Chevaline (pronounced: Shev-a-leen) was a system to improve the penetrability of the warheads used by the British Polaris nuclear weapons system. Devised as an answer to the improved Soviet anti-ballistic missile defences around Moscow, the system increased the probability that at least one warhead would penetrate Moscow's anti-ballistic missile (ABM) defences, something which the Royal Navy's earlier UGM-27 Polaris re-entry vehicles (RV)s were thought to be unlikely to do.
Chevaline used a variety of penetration aids and decoys to offer so many indistinguishable targets that an opposing ABM system would be overwhelmed attempting to deal with them all, ensuring that enough warheads would get through an ABM defence to be a reasonable deterrent to a first strike. The project was highly secret, and survived in secrecy through four different governments before being revealed in 1980.

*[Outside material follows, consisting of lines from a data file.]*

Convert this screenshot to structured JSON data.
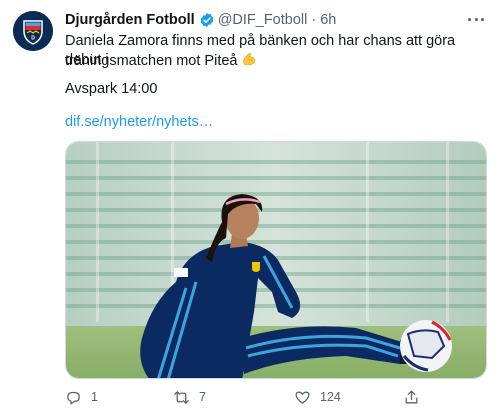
{
  "tweet": {
    "display_name": "Djurgården Fotboll",
    "verified": true,
    "handle": "@DIF_Fotboll",
    "separator": "·",
    "time": "6h",
    "text_line1": "Daniela Zamora finns med på bänken och har chans att göra debut i",
    "text_line2": "träningsmatchen mot Piteå",
    "emoji": "flexed-biceps-emoji",
    "text_line3": "Avspark 14:00",
    "link": "dif.se/nyheter/nyhets…",
    "media": {
      "description_icon": "photo-of-player-with-ball"
    },
    "actions": {
      "reply_count": "1",
      "retweet_count": "7",
      "like_count": "124",
      "share_count": ""
    }
  },
  "colors": {
    "text": "#0f1419",
    "secondary": "#536471",
    "link": "#1d9bf0",
    "verified": "#1d9bf0",
    "avatar_bg": "#0b2b57"
  }
}
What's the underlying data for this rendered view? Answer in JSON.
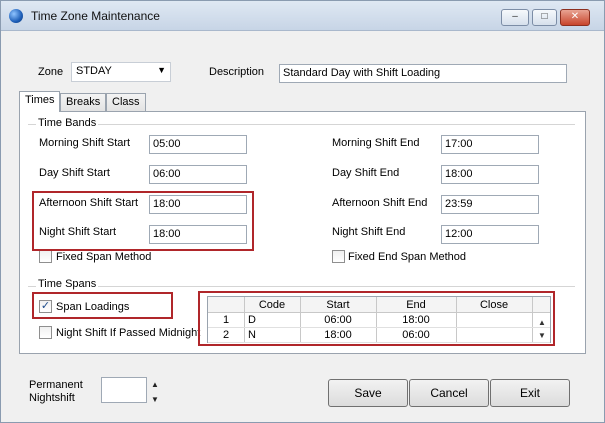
{
  "window": {
    "title": "Time Zone Maintenance"
  },
  "header": {
    "zone_label": "Zone",
    "zone_value": "STDAY",
    "description_label": "Description",
    "description_value": "Standard Day with Shift Loading"
  },
  "tabs": [
    {
      "label": "Times",
      "active": true
    },
    {
      "label": "Breaks"
    },
    {
      "label": "Class"
    }
  ],
  "time_bands": {
    "title": "Time Bands",
    "morning_start_label": "Morning Shift Start",
    "morning_start_value": "05:00",
    "morning_end_label": "Morning Shift End",
    "morning_end_value": "17:00",
    "day_start_label": "Day Shift Start",
    "day_start_value": "06:00",
    "day_end_label": "Day Shift End",
    "day_end_value": "18:00",
    "afternoon_start_label": "Afternoon Shift Start",
    "afternoon_start_value": "18:00",
    "afternoon_end_label": "Afternoon Shift End",
    "afternoon_end_value": "23:59",
    "night_start_label": "Night Shift Start",
    "night_start_value": "18:00",
    "night_end_label": "Night Shift End",
    "night_end_value": "12:00",
    "fixed_span_label": "Fixed Span Method",
    "fixed_end_span_label": "Fixed End Span Method"
  },
  "time_spans": {
    "title": "Time Spans",
    "span_loadings_label": "Span Loadings",
    "span_loadings_checked": true,
    "night_shift_label": "Night Shift If Passed Midnight",
    "grid": {
      "columns": [
        "Code",
        "Start",
        "End",
        "Close"
      ],
      "rows": [
        {
          "num": "1",
          "code": "D",
          "start": "06:00",
          "end": "18:00",
          "close": ""
        },
        {
          "num": "2",
          "code": "N",
          "start": "18:00",
          "end": "06:00",
          "close": ""
        }
      ]
    }
  },
  "footer": {
    "permanent_line1": "Permanent",
    "permanent_line2": "Nightshift",
    "save_label": "Save",
    "cancel_label": "Cancel",
    "exit_label": "Exit"
  },
  "colors": {
    "highlight": "#b0262a",
    "titlebar": "#c7d5e6"
  }
}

The system was in service from 1982 to 1996, when the Polaris A3T missiles it was fitted to were replaced with the Trident D5.
The origins of the Chevaline requirement grew from the conclusion of several British governments that in the event of a Soviet nuclear attack on the UK alone, as had been threatened in late 1950s by Soviet Premier Nikita Khrushchev and Prime Minister Nikolai Bulganin it was unrealistic to expect that the US would retaliate against the Soviet Union and risk an attack on major American cities. That conclusion by successive British governments was the basis of their justification given to the British people for an independent nuclear retaliatory capability.
For some time this deterrent force had been based on the Royal Air Force's V bomber force. This looked increasingly vulnerable in the face of ever-increasing Soviet Air Defence Forces, and by the late 1950s the RAF was pursuing the Blue Steel II standoff missile to allow its bombers to fire their weapons while still (hopefully) outside the range of the defensive fighters.